AK Parti iktidarının 12 yıllık dönemini anlatmaya gerek yok.
Tartışılır, günahıyla sevabıyla anlatılır, seven de olur sevmeyen de..
Bir gerçek var,
Artık yolun sonunun görünmeye başladığıdır.
Erdoğan’ın Ak Saray’ı AK Parti’nin prestijini sarsmıştır.
**
Erdoğan siyaseti öğrendi.
Öyle olmasa Küba, camii, Colomp polemiğini ortaya atmazdı.
Nasıl ki Demirel sonrası Çiller, Özal sonrası Yılmaz dikiş tutturamamışsa Ahmet Davutoğlu’nun da görüntüsü seçmene istediği havayı vermemektedir.
Cumhurbaşkanı Erdoğan’ın Ocak ayından itibaren Bakanlar Kuruluna başkanlık edeceği söylentileri de boşuna değildir.
Erdoğan halkın seçtiği cumhurunbaşkanı ya da cumhurun baş olarak rotayı tarafsızlıktan çıkartıp siyasi kimliğe doğru kırmaya başlamıştır.
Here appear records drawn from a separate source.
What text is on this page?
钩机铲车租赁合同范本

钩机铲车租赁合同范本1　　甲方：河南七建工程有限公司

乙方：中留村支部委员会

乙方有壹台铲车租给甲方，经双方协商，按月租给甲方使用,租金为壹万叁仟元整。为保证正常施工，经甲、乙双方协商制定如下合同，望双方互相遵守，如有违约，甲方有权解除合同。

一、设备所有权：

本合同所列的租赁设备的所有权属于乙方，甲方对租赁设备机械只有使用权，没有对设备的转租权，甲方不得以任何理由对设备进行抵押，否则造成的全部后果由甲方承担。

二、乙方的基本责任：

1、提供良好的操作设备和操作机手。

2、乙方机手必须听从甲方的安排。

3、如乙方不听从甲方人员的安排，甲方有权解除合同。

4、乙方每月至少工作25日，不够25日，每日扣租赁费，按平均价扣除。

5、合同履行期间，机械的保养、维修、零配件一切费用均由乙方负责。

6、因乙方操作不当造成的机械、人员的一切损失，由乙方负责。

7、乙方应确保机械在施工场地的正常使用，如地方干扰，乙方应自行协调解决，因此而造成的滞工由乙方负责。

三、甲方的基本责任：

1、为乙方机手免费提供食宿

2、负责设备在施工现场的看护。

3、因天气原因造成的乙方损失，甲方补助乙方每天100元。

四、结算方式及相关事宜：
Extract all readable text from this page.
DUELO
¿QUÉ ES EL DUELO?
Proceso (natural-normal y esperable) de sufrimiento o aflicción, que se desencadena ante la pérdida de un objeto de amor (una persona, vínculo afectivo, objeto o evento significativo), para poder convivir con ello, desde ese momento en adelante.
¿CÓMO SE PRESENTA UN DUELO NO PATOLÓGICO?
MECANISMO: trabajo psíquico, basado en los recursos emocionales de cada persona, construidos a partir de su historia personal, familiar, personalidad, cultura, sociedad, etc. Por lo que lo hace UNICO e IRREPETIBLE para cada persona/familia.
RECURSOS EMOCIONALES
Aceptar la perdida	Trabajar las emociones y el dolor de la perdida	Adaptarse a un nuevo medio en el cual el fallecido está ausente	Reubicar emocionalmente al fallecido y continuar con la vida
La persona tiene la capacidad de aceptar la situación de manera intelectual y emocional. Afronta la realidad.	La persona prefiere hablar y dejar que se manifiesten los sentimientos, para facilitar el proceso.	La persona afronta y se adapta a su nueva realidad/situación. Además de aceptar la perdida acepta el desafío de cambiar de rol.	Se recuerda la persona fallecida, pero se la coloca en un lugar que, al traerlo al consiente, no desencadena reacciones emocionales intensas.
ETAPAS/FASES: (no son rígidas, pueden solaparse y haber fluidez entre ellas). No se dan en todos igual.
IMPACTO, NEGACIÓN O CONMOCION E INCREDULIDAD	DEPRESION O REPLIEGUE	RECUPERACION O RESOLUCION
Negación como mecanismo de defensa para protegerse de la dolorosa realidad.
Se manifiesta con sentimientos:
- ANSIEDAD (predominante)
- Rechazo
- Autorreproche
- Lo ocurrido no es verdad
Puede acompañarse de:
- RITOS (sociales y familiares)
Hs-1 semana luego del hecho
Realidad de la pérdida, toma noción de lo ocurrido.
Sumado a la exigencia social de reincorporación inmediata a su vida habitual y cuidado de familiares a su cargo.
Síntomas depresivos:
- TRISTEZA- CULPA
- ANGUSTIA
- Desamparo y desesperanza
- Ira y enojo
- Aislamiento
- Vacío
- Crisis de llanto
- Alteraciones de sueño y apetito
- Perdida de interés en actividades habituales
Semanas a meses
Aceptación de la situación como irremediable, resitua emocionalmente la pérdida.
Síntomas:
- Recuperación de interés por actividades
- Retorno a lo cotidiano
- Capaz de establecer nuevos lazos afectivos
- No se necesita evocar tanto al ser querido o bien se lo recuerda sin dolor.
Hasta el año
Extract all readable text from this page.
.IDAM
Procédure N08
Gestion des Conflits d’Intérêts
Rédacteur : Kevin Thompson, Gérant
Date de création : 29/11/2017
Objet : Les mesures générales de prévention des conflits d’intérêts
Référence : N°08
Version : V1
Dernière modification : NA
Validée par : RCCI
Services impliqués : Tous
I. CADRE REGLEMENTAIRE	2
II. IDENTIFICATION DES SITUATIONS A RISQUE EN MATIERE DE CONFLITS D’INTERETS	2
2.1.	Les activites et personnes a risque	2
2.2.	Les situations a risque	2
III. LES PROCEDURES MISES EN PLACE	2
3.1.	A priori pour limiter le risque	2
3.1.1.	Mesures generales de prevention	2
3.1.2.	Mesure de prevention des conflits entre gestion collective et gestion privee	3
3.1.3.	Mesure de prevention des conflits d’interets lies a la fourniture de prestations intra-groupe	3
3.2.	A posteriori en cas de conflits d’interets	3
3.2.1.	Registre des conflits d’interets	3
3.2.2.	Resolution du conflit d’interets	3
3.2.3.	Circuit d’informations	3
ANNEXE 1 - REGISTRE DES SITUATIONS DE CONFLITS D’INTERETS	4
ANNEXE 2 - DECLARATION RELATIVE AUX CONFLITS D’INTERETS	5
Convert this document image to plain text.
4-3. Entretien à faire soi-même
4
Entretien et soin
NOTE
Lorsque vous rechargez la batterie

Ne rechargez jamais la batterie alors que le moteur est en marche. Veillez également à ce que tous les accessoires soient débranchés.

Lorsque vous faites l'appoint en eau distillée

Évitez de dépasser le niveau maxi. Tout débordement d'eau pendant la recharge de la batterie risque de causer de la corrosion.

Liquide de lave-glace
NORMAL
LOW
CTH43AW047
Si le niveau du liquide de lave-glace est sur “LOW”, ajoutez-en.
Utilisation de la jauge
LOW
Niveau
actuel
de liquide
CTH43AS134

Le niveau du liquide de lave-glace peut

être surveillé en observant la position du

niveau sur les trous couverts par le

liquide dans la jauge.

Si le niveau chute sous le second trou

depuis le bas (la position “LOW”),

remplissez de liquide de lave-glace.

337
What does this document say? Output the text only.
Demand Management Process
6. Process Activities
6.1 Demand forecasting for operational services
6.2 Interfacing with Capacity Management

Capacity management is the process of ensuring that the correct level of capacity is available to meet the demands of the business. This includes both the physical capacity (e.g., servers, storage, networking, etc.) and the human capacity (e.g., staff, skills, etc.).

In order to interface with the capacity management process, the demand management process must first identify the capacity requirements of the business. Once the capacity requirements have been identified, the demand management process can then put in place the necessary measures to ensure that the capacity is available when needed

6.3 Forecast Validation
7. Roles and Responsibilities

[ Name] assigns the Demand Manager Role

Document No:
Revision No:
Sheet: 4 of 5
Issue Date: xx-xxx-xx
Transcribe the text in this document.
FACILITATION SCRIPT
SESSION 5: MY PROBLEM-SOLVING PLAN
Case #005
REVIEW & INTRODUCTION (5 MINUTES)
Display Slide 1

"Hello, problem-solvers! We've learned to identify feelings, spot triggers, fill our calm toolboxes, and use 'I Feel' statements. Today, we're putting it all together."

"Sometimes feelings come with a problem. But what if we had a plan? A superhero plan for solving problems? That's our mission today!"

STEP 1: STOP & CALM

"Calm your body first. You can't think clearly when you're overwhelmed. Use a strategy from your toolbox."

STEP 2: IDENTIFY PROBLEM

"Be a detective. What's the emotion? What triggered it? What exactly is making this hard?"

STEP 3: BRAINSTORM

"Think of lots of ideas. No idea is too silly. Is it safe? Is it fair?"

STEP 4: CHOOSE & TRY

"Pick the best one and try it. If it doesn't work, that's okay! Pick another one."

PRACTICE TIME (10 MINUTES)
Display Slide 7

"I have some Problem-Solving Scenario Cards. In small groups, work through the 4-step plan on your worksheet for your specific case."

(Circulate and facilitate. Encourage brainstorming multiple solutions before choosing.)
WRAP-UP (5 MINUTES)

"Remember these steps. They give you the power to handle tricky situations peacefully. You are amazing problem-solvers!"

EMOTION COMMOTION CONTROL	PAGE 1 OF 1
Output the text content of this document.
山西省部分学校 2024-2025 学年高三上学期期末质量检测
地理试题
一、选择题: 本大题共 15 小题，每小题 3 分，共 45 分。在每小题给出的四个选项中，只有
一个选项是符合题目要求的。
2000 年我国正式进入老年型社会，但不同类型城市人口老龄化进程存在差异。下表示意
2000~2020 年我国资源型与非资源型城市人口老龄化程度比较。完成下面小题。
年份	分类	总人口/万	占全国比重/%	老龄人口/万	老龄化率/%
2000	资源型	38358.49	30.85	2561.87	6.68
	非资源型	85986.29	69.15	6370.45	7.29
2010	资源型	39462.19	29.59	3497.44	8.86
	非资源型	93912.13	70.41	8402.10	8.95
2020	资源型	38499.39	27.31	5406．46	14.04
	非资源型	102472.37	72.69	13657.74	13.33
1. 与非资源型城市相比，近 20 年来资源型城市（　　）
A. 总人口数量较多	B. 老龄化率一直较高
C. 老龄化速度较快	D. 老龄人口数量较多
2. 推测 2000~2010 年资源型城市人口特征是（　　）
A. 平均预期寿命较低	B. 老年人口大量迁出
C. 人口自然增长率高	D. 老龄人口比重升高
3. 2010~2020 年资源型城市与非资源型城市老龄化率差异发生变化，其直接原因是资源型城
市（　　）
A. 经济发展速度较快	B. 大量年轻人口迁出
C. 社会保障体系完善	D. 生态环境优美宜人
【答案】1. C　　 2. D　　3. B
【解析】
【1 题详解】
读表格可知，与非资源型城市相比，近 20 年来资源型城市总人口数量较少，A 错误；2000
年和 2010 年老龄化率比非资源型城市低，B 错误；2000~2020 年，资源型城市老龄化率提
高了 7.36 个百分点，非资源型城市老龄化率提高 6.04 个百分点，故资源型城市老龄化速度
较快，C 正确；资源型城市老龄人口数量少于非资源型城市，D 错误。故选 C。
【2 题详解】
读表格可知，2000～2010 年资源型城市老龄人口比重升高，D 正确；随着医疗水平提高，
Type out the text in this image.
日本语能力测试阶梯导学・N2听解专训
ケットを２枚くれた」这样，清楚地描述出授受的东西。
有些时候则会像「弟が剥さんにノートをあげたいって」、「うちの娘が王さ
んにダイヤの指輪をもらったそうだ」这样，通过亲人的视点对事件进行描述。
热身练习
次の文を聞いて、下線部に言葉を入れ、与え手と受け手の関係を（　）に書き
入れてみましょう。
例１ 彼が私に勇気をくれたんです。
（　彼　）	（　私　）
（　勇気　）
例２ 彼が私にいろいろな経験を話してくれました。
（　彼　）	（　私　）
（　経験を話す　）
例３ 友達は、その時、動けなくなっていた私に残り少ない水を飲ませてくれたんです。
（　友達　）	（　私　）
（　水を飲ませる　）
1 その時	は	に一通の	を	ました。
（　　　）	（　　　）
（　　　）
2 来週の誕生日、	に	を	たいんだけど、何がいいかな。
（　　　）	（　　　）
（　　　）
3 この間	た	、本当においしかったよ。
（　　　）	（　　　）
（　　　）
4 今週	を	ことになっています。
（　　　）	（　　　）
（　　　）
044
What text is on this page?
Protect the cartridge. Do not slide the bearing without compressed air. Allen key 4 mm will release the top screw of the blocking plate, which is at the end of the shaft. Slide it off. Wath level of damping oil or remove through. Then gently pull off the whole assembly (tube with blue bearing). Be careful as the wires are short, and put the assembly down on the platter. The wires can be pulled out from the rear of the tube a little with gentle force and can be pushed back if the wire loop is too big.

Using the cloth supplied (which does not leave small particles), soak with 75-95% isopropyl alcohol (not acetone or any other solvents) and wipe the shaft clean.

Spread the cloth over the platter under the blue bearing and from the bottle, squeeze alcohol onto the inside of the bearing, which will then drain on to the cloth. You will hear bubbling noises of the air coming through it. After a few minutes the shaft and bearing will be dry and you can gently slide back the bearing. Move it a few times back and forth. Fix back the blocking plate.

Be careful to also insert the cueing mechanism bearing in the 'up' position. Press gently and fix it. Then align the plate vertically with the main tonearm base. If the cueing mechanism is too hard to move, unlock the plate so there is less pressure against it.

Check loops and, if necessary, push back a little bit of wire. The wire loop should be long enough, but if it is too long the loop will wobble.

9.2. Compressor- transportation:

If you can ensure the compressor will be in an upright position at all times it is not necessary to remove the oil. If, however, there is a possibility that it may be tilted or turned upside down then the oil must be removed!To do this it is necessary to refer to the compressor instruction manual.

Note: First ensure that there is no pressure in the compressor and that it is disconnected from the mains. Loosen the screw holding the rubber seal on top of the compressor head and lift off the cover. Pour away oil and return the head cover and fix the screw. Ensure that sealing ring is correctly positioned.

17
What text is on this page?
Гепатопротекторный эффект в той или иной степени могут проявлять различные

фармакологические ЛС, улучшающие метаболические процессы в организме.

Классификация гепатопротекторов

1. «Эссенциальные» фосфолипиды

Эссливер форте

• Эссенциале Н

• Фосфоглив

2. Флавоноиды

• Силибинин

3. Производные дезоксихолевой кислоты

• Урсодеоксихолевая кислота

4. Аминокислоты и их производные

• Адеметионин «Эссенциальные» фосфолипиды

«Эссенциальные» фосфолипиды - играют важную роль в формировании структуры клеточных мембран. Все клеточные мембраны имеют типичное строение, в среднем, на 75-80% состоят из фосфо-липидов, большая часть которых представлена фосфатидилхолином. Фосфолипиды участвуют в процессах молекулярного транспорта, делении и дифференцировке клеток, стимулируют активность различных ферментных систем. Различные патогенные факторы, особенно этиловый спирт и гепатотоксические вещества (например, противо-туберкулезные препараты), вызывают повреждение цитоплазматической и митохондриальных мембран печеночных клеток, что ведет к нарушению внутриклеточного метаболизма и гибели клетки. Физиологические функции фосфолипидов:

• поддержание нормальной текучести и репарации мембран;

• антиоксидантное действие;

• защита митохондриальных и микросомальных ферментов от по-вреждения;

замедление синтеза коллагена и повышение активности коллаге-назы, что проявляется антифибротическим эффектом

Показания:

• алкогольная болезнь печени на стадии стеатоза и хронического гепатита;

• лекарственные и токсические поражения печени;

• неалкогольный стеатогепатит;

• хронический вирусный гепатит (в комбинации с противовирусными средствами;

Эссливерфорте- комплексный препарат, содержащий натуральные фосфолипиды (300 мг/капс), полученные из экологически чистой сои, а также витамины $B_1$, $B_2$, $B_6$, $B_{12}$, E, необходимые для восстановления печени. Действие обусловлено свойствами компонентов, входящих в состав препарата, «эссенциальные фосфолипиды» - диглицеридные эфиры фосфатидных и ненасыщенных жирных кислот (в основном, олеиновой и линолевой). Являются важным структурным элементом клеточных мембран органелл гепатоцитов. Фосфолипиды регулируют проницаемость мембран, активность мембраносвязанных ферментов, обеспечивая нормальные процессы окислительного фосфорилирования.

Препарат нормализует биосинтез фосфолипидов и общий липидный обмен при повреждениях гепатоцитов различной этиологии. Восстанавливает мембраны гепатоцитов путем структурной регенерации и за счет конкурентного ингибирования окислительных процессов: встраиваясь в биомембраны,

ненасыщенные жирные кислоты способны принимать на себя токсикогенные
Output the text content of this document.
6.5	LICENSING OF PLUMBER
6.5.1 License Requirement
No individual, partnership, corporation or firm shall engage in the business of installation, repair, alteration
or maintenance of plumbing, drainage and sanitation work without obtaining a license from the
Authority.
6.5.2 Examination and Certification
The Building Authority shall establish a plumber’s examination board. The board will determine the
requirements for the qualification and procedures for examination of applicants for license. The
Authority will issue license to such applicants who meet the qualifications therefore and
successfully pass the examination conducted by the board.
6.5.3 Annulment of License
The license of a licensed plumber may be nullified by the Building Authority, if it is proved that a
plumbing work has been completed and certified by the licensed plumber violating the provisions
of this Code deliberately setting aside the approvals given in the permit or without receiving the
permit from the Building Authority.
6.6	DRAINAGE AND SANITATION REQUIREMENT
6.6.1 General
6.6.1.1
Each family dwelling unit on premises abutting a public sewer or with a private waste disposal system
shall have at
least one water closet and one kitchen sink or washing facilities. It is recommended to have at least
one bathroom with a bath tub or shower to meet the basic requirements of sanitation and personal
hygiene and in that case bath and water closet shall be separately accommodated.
Çünkü AKP büyük yolsuzluk ve açmaz içinde bir çöküşe doğru gitmektedir.
Abdulah Gül’ün Ankara kulislerinde kıpırdamaya başlaması tesadüfi değildir.
AKP’nin Gül’ü silme çabası da manidardır.
Bir gerçek daha var ki, Gül’ün kuracağı parti AKP’yi parçalayacaktır.
2015 seçimine ne kaldı?
AKP şimdi çözüm süreciyle işi götürüyor.
Alevi açılımını da ekledi
Oysa AK Saray’ın yarattığı travma hala sürmektedir.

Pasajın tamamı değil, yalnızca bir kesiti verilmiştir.